En deuxième lieu, j’ai compris combien il était difficile d’éliminer le besoin de s’exprimer. Le peuple d’Ascie s’était trouvé réduit à parler seulement avec la voix de ses maîtres ; mais il en avait fait une nouvelle langue, et je ne doutais plus, après avoir entendu l’histoire de l’Ascien, qu’il ne fût capable d’exprimer tout ce qu’il avait envie de dire.
En dernier lieu, enfin, j’ai une fois de plus pris conscience des multiples formes que peut adopter la narration d’une histoire. Aucune, certainement, n’aurait pu être plus simple que celle du conte de l’Ascien ; cependant, que signifiait-elle ? Son but était-il de faire l’apologie du groupe des Dix-sept ? La seule mention de leur nom avait suffi à faire fuir les méchants. L’histoire visait-elle à les dénoncer ? Ils avaient écouté les doléances de l’homme de bien, après quoi ils n’avaient rien fait pour lui, sinon l’assurer de leur appui verbal. Rien n’indiquait qu’ils avaient l’intention d’aller plus loin.
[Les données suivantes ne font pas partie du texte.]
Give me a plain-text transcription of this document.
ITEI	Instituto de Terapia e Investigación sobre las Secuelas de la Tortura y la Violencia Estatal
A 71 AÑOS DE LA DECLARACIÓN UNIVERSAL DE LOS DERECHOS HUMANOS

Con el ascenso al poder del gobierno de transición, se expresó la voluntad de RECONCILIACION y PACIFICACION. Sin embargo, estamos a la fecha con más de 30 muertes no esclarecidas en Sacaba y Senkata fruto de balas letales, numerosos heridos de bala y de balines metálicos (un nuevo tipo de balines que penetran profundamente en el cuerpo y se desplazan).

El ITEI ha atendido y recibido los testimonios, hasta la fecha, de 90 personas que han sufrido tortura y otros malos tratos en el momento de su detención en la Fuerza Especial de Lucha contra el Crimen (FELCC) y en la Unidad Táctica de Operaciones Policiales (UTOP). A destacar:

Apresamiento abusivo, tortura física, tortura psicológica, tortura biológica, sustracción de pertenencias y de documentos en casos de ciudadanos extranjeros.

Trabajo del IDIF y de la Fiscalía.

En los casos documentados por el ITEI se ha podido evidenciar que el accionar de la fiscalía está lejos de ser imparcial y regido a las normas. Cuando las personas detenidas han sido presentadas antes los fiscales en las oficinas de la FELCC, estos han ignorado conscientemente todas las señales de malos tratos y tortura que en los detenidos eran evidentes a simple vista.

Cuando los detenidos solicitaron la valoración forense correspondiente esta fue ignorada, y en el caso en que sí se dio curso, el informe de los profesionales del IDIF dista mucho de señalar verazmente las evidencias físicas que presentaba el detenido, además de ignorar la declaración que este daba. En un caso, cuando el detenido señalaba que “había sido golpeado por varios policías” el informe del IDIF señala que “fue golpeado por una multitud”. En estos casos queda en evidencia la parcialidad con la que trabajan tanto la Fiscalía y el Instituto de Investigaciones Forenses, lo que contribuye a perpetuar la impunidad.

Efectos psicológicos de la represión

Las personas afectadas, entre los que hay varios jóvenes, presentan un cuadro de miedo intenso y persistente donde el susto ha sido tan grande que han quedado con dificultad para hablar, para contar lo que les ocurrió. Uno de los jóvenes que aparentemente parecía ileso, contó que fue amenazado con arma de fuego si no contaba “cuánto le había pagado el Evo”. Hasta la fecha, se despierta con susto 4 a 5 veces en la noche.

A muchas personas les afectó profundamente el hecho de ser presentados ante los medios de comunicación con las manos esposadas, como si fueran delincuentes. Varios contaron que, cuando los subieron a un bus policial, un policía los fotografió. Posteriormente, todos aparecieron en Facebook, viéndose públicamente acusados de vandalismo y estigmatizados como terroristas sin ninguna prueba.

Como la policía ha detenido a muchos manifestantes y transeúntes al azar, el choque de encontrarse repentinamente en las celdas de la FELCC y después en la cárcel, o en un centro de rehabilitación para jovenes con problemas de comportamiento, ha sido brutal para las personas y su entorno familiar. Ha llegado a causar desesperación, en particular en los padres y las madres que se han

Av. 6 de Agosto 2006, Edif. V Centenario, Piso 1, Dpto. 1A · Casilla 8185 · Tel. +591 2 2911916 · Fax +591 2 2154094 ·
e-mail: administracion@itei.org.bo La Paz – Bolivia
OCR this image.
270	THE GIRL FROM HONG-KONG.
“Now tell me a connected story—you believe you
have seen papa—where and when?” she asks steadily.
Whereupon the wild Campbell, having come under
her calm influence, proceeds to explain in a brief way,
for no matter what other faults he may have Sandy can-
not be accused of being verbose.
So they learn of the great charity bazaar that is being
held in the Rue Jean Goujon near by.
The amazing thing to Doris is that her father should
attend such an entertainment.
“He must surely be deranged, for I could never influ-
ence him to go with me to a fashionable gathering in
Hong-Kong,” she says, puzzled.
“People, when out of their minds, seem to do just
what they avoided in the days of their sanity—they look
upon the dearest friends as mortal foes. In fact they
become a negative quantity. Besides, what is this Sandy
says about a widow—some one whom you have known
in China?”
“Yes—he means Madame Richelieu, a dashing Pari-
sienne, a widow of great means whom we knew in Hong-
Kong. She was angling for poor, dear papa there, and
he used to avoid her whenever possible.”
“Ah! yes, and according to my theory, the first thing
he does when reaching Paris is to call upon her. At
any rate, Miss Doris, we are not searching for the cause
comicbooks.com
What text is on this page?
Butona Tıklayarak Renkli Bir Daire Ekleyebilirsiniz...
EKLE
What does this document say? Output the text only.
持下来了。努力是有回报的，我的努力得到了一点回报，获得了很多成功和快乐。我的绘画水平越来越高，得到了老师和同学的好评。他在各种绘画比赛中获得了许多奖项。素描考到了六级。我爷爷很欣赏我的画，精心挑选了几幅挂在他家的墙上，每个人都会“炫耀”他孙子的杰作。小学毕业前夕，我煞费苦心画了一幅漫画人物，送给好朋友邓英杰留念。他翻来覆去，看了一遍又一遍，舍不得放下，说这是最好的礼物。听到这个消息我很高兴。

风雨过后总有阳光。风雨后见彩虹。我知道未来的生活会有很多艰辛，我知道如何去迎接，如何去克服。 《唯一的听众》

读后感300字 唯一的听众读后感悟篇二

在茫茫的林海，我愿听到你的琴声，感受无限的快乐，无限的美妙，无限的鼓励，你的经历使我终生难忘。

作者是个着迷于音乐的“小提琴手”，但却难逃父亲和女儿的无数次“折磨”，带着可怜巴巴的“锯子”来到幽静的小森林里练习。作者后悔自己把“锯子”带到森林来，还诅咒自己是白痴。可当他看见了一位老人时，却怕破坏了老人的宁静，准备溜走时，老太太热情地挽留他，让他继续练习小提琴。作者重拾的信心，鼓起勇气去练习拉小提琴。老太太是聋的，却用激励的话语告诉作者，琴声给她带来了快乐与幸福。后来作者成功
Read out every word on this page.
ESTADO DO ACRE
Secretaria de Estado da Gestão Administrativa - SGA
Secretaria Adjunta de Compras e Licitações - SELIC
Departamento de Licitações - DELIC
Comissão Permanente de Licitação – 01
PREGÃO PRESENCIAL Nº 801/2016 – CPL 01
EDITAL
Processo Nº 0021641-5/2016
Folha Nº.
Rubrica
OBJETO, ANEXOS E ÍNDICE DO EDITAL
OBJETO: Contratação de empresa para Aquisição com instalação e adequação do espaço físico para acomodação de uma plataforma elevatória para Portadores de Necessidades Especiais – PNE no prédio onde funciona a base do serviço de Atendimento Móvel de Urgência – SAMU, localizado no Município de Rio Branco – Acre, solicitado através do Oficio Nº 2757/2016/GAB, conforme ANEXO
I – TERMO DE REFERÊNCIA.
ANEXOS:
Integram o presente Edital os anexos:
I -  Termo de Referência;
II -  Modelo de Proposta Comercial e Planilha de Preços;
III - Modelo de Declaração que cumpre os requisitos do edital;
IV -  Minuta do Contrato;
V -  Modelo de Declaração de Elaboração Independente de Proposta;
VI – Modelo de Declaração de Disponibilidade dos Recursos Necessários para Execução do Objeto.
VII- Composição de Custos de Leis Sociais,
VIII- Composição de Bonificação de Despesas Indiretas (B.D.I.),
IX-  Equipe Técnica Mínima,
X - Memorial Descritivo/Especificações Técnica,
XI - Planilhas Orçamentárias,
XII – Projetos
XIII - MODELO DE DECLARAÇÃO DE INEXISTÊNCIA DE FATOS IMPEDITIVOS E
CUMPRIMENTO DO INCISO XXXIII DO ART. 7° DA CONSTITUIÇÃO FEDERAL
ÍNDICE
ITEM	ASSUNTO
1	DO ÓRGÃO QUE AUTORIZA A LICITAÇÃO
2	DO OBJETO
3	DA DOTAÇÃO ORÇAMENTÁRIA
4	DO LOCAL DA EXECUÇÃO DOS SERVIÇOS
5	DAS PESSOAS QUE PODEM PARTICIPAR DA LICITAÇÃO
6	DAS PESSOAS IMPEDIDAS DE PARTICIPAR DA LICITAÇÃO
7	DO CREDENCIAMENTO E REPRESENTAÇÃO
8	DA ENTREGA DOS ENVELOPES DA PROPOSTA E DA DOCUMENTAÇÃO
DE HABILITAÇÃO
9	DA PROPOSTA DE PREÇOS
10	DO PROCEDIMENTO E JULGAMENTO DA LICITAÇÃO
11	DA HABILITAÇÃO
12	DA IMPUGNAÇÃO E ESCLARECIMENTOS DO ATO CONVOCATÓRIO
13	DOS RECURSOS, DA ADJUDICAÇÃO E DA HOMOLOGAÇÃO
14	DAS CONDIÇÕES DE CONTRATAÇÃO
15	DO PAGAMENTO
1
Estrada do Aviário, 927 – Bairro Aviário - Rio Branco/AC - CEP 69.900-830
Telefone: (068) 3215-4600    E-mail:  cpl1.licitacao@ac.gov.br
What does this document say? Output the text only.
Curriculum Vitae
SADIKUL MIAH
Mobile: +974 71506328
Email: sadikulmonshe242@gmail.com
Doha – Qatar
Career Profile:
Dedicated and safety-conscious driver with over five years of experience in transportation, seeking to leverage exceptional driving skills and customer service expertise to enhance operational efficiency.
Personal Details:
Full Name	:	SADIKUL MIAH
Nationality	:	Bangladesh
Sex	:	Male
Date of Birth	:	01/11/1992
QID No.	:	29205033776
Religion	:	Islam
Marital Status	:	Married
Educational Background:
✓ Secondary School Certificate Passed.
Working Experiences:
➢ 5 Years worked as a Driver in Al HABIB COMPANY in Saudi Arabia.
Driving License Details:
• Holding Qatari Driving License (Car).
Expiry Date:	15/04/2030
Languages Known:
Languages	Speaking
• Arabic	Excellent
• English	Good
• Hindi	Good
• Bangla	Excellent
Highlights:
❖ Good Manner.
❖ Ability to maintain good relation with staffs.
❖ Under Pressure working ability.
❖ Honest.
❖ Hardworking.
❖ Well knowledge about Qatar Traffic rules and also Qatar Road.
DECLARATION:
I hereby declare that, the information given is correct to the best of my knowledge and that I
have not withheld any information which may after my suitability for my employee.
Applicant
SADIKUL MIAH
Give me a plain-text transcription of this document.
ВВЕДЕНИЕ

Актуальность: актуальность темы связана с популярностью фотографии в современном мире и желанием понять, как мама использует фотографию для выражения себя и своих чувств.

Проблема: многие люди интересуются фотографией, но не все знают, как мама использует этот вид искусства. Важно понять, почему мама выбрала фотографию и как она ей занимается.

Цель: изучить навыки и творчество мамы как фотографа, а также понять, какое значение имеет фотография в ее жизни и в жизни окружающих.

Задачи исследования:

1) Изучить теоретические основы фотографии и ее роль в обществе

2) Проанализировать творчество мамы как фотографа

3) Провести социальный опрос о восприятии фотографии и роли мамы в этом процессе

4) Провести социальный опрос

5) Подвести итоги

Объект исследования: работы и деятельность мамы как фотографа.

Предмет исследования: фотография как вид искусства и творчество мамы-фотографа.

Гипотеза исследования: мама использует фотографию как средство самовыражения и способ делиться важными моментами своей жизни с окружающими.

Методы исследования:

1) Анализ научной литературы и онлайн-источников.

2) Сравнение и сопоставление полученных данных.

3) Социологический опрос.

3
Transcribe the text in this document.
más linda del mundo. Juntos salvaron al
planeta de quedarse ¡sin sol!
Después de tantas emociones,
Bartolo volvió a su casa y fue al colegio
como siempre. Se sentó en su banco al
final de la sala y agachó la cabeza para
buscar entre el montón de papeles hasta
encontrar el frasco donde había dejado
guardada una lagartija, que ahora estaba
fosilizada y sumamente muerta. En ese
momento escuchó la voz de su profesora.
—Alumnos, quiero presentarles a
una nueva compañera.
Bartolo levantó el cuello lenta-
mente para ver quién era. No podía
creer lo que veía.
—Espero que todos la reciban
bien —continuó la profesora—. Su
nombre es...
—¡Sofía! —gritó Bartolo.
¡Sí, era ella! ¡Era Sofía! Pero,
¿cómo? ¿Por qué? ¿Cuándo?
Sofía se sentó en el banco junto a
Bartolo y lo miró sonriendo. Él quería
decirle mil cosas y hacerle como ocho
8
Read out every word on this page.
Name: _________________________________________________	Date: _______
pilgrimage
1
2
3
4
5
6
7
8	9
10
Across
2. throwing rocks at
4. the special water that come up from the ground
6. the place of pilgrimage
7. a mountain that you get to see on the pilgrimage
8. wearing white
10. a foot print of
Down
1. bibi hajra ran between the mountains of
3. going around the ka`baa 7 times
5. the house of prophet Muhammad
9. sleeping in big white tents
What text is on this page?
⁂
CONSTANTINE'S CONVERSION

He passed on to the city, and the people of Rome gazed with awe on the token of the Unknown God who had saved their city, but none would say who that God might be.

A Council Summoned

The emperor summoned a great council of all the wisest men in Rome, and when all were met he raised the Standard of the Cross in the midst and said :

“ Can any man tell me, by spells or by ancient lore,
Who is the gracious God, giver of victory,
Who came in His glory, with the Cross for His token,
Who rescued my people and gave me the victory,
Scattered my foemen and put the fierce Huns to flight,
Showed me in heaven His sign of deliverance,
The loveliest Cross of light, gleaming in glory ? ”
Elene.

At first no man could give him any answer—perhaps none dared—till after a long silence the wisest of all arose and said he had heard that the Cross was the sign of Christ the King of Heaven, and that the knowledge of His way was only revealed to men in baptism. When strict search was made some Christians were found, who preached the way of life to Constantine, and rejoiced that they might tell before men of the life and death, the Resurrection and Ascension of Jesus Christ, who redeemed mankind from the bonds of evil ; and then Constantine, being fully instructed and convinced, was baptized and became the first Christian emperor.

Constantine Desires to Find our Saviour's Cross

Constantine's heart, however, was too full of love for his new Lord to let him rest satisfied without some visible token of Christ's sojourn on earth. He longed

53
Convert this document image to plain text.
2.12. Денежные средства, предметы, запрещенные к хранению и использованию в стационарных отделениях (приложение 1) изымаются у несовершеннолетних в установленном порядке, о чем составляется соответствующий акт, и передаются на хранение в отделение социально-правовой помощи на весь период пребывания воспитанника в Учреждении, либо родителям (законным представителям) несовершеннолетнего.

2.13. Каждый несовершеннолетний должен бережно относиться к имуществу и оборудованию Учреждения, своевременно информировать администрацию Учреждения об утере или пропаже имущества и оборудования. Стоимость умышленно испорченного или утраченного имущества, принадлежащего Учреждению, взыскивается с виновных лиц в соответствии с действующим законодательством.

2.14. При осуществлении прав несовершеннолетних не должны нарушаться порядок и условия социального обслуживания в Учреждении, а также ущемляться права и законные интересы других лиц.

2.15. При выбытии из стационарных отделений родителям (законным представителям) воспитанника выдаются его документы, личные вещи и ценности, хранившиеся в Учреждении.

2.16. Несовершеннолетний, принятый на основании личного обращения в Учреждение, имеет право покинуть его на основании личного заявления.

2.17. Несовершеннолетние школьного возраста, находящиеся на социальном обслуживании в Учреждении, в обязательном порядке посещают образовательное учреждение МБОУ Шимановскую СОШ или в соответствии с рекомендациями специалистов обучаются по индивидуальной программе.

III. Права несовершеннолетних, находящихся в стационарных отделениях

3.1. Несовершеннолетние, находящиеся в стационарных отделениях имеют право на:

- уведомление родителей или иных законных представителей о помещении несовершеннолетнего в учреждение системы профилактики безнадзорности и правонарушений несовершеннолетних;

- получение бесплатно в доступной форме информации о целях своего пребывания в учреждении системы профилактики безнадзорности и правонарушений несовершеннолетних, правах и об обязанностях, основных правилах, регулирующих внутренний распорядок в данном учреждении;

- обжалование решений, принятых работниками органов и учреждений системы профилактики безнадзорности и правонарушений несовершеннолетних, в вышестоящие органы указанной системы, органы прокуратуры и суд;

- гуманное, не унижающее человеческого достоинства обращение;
Je n’avais cependant pas appris les choses que j’aurais le plus souhaité apprendre en écoutant l’Ascien et Foïla. Pour quelle raison avait-elle accepté que l’Ascien entrât en compétition avec les autres ? Par pure malice ? À ses yeux rieurs, on aurait pu facilement le croire. Peut-être était-elle véritablement attirée par lui ? Je trouvais déjà cela plus difficile à admettre, mais ce n’était en rien impossible. Qui n’a vu des femmes attirées par des hommes tout à fait dénués d’attraits ? Elle avait de toute évidence beaucoup eu affaire aux Asciens, et lui n’était pas un soldat ordinaire, puisqu’on lui avait appris notre langue. Espérait-elle pouvoir lui arracher quelque secret ?
Et lui ? Méliton et Hallvard s’étaient mutuellement accusés d’avoir raconté des histoires avec des arrière-pensées. Avait-il fait la même chose ? Si c’était le cas, son message, adressé à Foïla mais aussi à nous tous, était sûrement qu’il n’abandonnerait jamais.